それでも一つだけやはり指摘しておきたいこと

 政次はやりがいのある複雑な役でした。しかしこのブログでも何度も指摘してきたように、恋愛面における整合性は、なつへの突然のプロポーズ、直虎の不可解なほどの無関心、槍ドンヘのプロット変更などの撹乱要素が重なって、少し後味の悪いものになってしまいました。

 私は折に触れて政次の「もしかしたら」を考えるのですが、最近強く思うのは、32話のなつへのプロポーズ、百歩譲ってこのシーンが起きたこと自体は受け入れるとしても、やはり唐突過ぎたのではないかということです。仮にも政次は準主役です。彼の直虎に対する思いは1話から積み重なってきたロングスパンのスレッドでした。視聴者も政次に感情移入して、彼の思いの成就をずっと応援してきたのです。

 『直虎』は他の登場人物の恋愛感情のビルドアップや前フリはわりあい丁寧に行ってきました。直虎→龍雲丸、龍雲丸→直虎、なつ→政次、しの→直親などは、前フリのせいで違和感なく理解することができました。
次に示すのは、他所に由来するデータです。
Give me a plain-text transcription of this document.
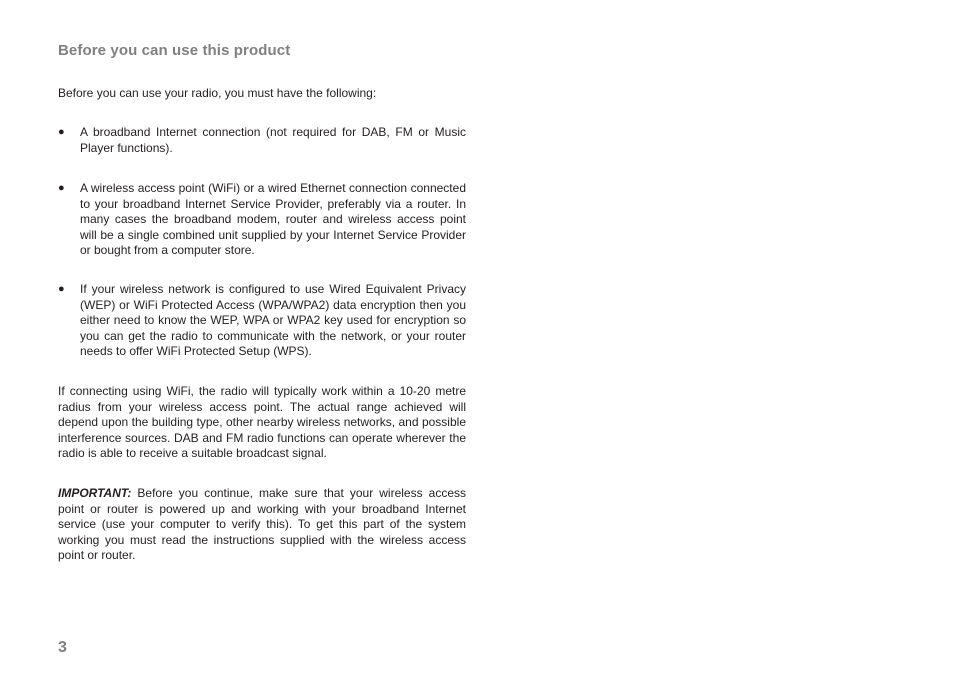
Before you can use this product
Before you can use your radio, you must have the following:
●	A broadband Internet connection (not required for DAB, FM or Music Player functions).
●	A wireless access point (WiFi) or a wired Ethernet connection connected to your broadband Internet Service Provider, preferably via a router. In many cases the broadband modem, router and wireless access point will be a single combined unit supplied by your Internet Service Provider or bought from a computer store.
●	If your wireless network is configured to use Wired Equivalent Privacy (WEP) or WiFi Protected Access (WPA/WPA2) data encryption then you either need to know the WEP, WPA or WPA2 key used for encryption so you can get the radio to communicate with the network, or your router needs to offer WiFi Protected Setup (WPS).
If connecting using WiFi, the radio will typically work within a 10-20 metre radius from your wireless access point. The actual range achieved will depend upon the building type, other nearby wireless networks, and possible interference sources. DAB and FM radio functions can operate wherever the radio is able to receive a suitable broadcast signal.
IMPORTANT: Before you continue, make sure that your wireless access point or router is powered up and working with your broadband Internet service (use your computer to verify this). To get this part of the system working you must read the instructions supplied with the wireless access point or router.
3
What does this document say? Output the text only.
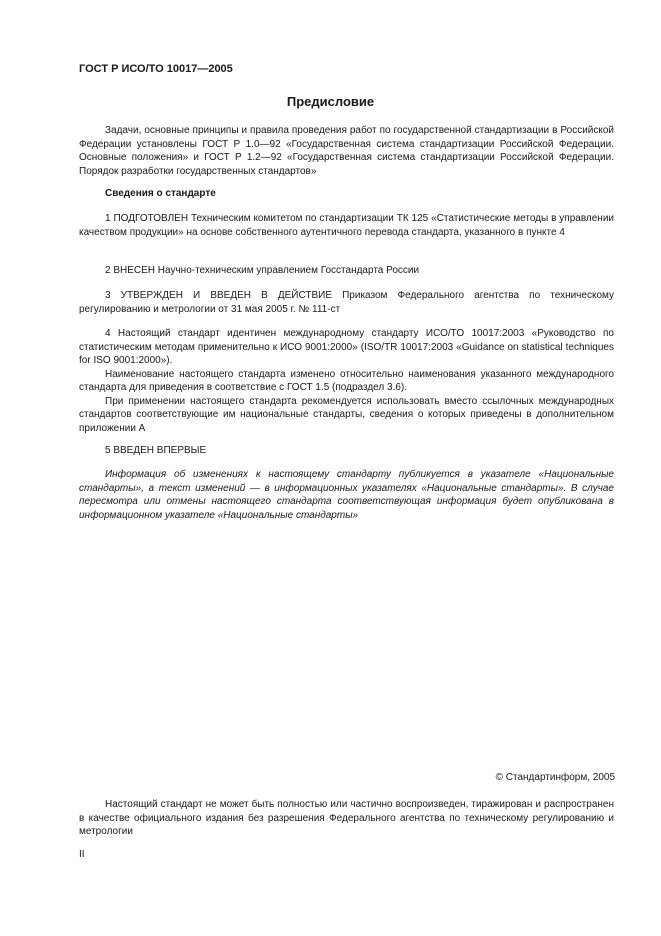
ГОСТ Р ИСО/ТО 10017—2005
Предисловие

Задачи, основные принципы и правила проведения работ по государственной стандартизации в Российской Федерации установлены ГОСТ Р 1.0—92 «Государственная система стандартизации Российской Федерации. Основные положения» и ГОСТ Р 1.2—92 «Государственная система стандартизации Российской Федерации. Порядок разработки государственных стандартов»

Сведения о стандарте

1 ПОДГОТОВЛЕН Техническим комитетом по стандартизации ТК 125 «Статистические методы в управлении качеством продукции» на основе собственного аутентичного перевода стандарта, указанного в пункте 4

2 ВНЕСЕН Научно-техническим управлением Госстандарта России

3 УТВЕРЖДЕН И ВВЕДЕН В ДЕЙСТВИЕ Приказом Федерального агентства по техническому регулированию и метрологии от 31 мая 2005 г. № 111-ст

4 Настоящий стандарт идентичен международному стандарту ИСО/ТО 10017:2003 «Руководство по статистическим методам применительно к ИСО 9001:2000» (ISO/TR 10017:2003 «Guidance on statistical techniques for ISO 9001:2000»).

Наименование настоящего стандарта изменено относительно наименования указанного международного стандарта для приведения в соответствие с ГОСТ 1.5 (подраздел 3.6).

При применении настоящего стандарта рекомендуется использовать вместо ссылочных международных стандартов соответствующие им национальные стандарты, сведения о которых приведены в дополнительном приложении А

5 ВВЕДЕН ВПЕРВЫЕ

Информация об изменениях к настоящему стандарту публикуется в указателе «Национальные стандарты», а текст изменений — в информационных указателях «Национальные стандарты». В случае пересмотра или отмены настоящего стандарта соответствующая информация будет опубликована в информационном указателе «Национальные стандарты»

© Стандартинформ, 2005

Настоящий стандарт не может быть полностью или частично воспроизведен, тиражирован и распространен в качестве официального издания без разрешения Федерального агентства по техническому регулированию и метрологии

II
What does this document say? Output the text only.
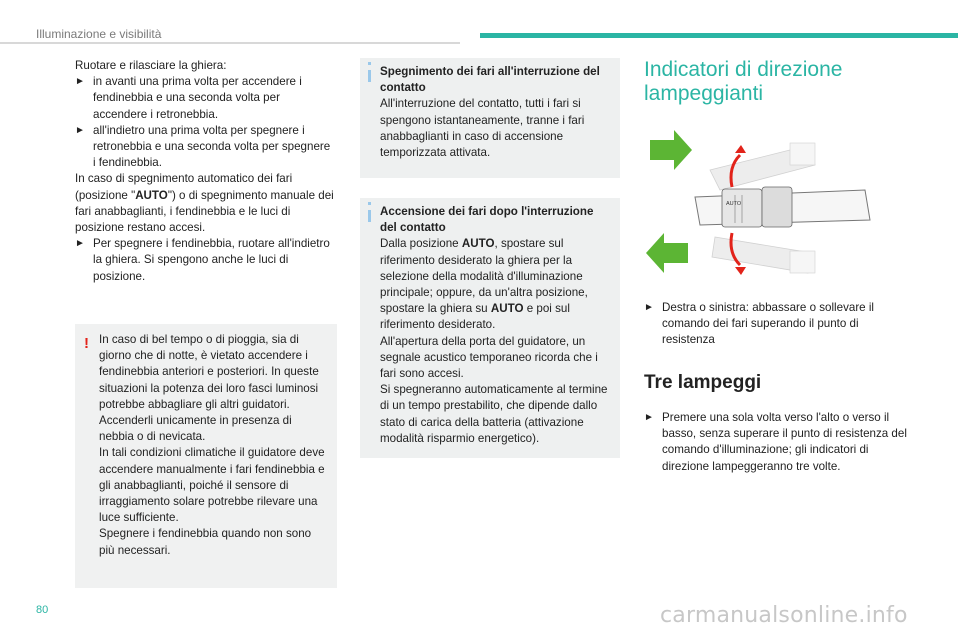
Illuminazione e visibilità

Ruotare e rilasciare la ghiera:

► in avanti una prima volta per accendere i fendinebbia e una seconda volta per accendere i retronebbia.
► all'indietro una prima volta per spegnere i retronebbia e una seconda volta per spegnere i fendinebbia.

In caso di spegnimento automatico dei fari (posizione "AUTO") o di spegnimento manuale dei fari anabbaglianti, i fendinebbia e le luci di posizione restano accesi.

► Per spegnere i fendinebbia, ruotare all'indietro la ghiera. Si spengono anche le luci di posizione.
! In caso di bel tempo o di pioggia, sia di giorno che di notte, è vietato accendere i fendinebbia anteriori e posteriori. In queste situazioni la potenza dei loro fasci luminosi potrebbe abbagliare gli altri guidatori. Accenderli unicamente in presenza di nebbia o di nevicata.

In tali condizioni climatiche il guidatore deve accendere manualmente i fari fendinebbia e gli anabbaglianti, poiché il sensore di irraggiamento solare potrebbe rilevare una luce sufficiente.

Spegnere i fendinebbia quando non sono più necessari.

Spegnimento dei fari all'interruzione del contatto

All'interruzione del contatto, tutti i fari si spengono istantaneamente, tranne i fari anabbaglianti in caso di accensione temporizzata attivata.

Accensione dei fari dopo l'interruzione del contatto

Dalla posizione AUTO, spostare sul riferimento desiderato la ghiera per la selezione della modalità d'illuminazione principale; oppure, da un'altra posizione, spostare la ghiera su AUTO e poi sul riferimento desiderato.

All'apertura della porta del guidatore, un segnale acustico temporaneo ricorda che i fari sono accesi.

Si spegneranno automaticamente al termine di un tempo prestabilito, che dipende dallo stato di carica della batteria (attivazione modalità risparmio energetico).

Indicatori di direzione lampeggianti
AUTO
► Destra o sinistra: abbassare o sollevare il comando dei fari superando il punto di resistenza
Tre lampeggi
► Premere una sola volta verso l'alto o verso il basso, senza superare il punto di resistenza del comando d'illuminazione; gli indicatori di direzione lampeggeranno tre volte.
80	carmanualsonline.info
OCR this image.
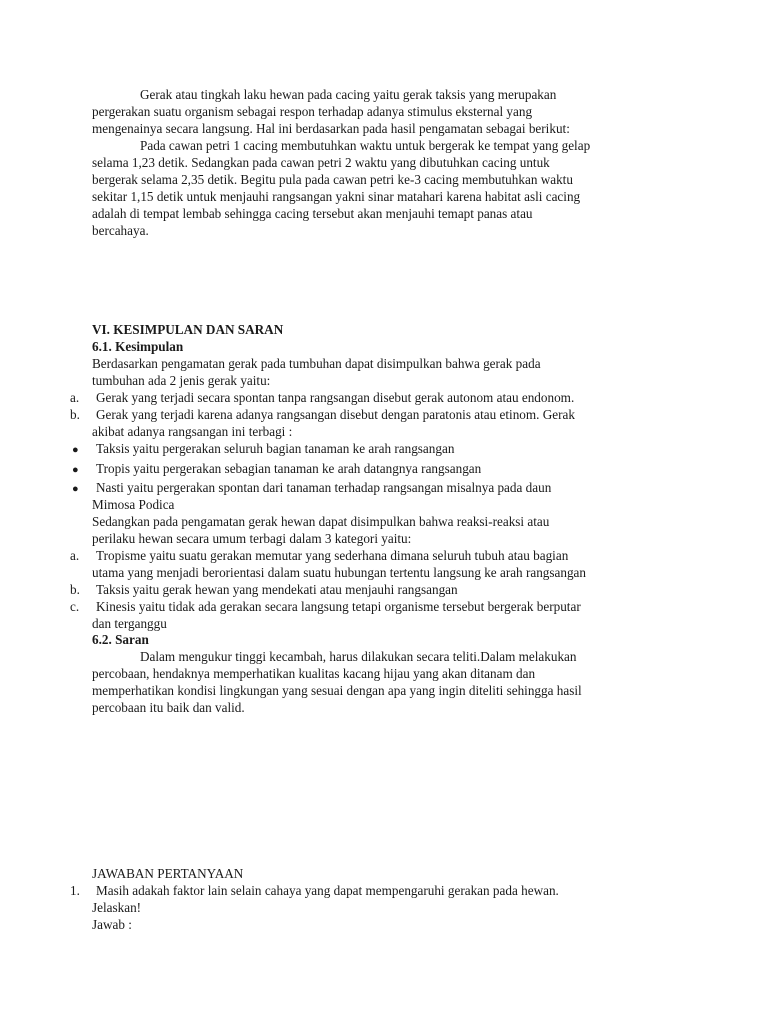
Gerak atau tingkah laku hewan pada cacing yaitu gerak taksis yang merupakan
pergerakan suatu organism sebagai respon terhadap adanya stimulus eksternal yang
mengenainya secara langsung. Hal ini berdasarkan pada hasil pengamatan sebagai berikut:
Pada cawan petri 1 cacing membutuhkan waktu untuk bergerak ke tempat yang gelap
selama 1,23 detik. Sedangkan pada cawan petri 2 waktu yang dibutuhkan cacing untuk
bergerak selama 2,35 detik. Begitu pula pada cawan petri ke-3 cacing membutuhkan waktu
sekitar 1,15 detik untuk menjauhi rangsangan yakni sinar matahari karena habitat asli cacing
adalah di tempat lembab sehingga cacing tersebut akan menjauhi temapt panas atau
bercahaya.
VI. KESIMPULAN DAN SARAN
6.1. Kesimpulan
Berdasarkan pengamatan gerak pada tumbuhan dapat disimpulkan bahwa gerak pada
tumbuhan ada 2 jenis gerak yaitu:
a. Gerak yang terjadi secara spontan tanpa rangsangan disebut gerak autonom atau endonom.
b. Gerak yang terjadi karena adanya rangsangan disebut dengan paratonis atau etinom. Gerak
akibat adanya rangsangan ini terbagi :
● Taksis yaitu pergerakan seluruh bagian tanaman ke arah rangsangan
● Tropis yaitu pergerakan sebagian tanaman ke arah datangnya rangsangan
● Nasti yaitu pergerakan spontan dari tanaman terhadap rangsangan misalnya pada daun
Mimosa Podica
Sedangkan pada pengamatan gerak hewan dapat disimpulkan bahwa reaksi-reaksi atau
perilaku hewan secara umum terbagi dalam 3 kategori yaitu:
a. Tropisme yaitu suatu gerakan memutar yang sederhana dimana seluruh tubuh atau bagian
utama yang menjadi berorientasi dalam suatu hubungan tertentu langsung ke arah rangsangan
b. Taksis yaitu gerak hewan yang mendekati atau menjauhi rangsangan
c. Kinesis yaitu tidak ada gerakan secara langsung tetapi organisme tersebut bergerak berputar
dan terganggu
6.2. Saran
Dalam mengukur tinggi kecambah, harus dilakukan secara teliti.Dalam melakukan
percobaan, hendaknya memperhatikan kualitas kacang hijau yang akan ditanam dan
memperhatikan kondisi lingkungan yang sesuai dengan apa yang ingin diteliti sehingga hasil
percobaan itu baik dan valid.
JAWABAN PERTANYAAN
1. Masih adakah faktor lain selain cahaya yang dapat mempengaruhi gerakan pada hewan.
Jelaskan!
Jawab :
しかしノベライズを読んでいなかった私にとって、政次のなつへの求婚は本当に唐突で、不可解な展開でした。政次が、いつ、どのような経緯でそのような気持ちを抱くに至ったのか、全く理解できませんでした。そして後からそれを何とか理解しようと過去回を振り返って考察したのがこのブログの出発点です。

 仮に他のことはすべて水に流すとしても、この件に関しては、このような展開にするなら何か少しでも前フリをしてほしかったと思います。観客が、何とか話の辻褄を解釈の次元で合わせようとオロオロするような展開は、理想的な作話とはいえないと思います。

 

 私にとっての『直虎』のマジカルなモーメントは、政次の退場によって終わりました。それがこのドラマの中で一度でも起こったこと自体が奇跡だと思いますし、それを目撃することができて、とても幸運でした。2017年の春から初夏にかけて感じたあのセンス・オブ・ワンダー、毎週日曜日が楽しみで心が浮き立つような感覚は、ずっと忘れたくありません。そして、少数派かもしれませんが、『おんな城主直虎』における高橋一生さんの小野政次役は、彼の最高傑作であり代表作であると声を大にして叫びたいと思います。